In many ways, Thomas Wolfe was right. It is difficult to go home again, but then he never met the Vawter family.

(Painting of the Vawter House is by my late aunt, Betty Jane Vawter Harris.)

Sunday, March 13, 2011

Where is Alfred Hitchcock when you need him?



Remember Alfred Hitchcock's movie "The Birds" where Robert Taylor and Tippi Hedren get pecked to death by a flock of maniacal birds?

Well, we're being attacked in Deerfield -- by bluebirds and cardinals no less!

My neighbor Larry was the first victim a few days ago. A bluebird slammed and pecked an upstairs window for several days. Larry finally caught it and brought it over to our house to show me the culprit. He let it go and it found the nearest tree. Larry was hoping it would move on. Not. The bird is back at Larry's house trying to break in again.

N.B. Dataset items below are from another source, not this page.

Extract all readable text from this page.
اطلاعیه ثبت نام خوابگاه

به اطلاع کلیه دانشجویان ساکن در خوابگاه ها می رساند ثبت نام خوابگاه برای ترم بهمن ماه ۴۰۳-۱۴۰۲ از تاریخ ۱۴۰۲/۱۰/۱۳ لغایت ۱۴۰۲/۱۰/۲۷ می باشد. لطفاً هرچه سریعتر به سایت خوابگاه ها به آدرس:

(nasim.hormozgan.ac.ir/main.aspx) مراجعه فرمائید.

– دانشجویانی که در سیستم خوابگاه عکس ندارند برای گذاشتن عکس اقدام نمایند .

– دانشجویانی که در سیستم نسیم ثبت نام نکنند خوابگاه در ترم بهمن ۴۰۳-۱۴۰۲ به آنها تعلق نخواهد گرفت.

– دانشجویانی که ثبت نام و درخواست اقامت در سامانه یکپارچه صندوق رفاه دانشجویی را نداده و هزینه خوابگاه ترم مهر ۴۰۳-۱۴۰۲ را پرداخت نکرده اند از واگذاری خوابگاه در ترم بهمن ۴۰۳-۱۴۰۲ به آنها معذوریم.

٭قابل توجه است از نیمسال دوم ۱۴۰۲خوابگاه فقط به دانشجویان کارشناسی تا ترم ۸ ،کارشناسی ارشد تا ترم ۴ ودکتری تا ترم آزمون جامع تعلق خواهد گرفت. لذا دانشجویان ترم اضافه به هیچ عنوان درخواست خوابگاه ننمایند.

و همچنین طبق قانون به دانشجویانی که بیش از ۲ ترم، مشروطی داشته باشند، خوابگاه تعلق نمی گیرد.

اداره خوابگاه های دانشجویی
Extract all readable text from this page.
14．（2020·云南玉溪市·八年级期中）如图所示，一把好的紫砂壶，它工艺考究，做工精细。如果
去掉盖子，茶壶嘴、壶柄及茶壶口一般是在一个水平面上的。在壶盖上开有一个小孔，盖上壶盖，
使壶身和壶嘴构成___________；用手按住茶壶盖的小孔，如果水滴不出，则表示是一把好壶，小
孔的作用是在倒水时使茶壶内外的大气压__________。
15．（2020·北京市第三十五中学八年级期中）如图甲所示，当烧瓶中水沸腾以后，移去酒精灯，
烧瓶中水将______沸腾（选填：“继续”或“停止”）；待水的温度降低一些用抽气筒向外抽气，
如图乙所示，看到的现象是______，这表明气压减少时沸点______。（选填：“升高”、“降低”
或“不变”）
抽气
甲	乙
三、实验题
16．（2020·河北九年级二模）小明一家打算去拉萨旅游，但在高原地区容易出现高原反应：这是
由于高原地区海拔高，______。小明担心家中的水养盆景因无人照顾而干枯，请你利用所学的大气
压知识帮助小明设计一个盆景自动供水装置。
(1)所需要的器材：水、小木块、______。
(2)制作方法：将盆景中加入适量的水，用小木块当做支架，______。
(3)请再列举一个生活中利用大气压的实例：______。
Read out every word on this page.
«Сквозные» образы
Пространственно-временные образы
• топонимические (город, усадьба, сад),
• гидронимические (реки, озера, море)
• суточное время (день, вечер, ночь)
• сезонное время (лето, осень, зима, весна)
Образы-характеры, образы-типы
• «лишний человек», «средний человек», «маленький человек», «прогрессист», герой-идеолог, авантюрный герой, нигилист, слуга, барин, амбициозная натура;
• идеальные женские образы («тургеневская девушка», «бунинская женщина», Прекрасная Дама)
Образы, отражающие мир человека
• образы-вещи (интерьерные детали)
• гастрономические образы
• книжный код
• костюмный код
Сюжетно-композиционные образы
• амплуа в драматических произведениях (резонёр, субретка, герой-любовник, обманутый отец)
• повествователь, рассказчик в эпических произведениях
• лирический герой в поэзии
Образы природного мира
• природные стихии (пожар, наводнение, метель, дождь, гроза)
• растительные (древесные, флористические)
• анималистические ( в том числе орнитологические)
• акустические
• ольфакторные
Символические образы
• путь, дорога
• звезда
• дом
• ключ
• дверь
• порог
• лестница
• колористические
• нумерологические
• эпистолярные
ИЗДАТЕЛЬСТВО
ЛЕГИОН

This afternoon Betty was in the kitchen when the dogs started going crazy which usually means a squirrel or a 'coon is in the vicinity. This time, however, it was a female cardinal attacking a transom window on the west side of the house. It persisted all afternoon and was still at it just before sundown.

I don't know what's going on, but I have some theories:

1. The birds see a reflection and immediately want to fight the "other bird."

2. Spring has the birds a little crazy with the "birds and bees" thing going on.

3. The birds are trying to get inside to find a clock because daylight savings time has them so confused.

If you see the two birds in the photos above, tell them to go peck on somebody their own size.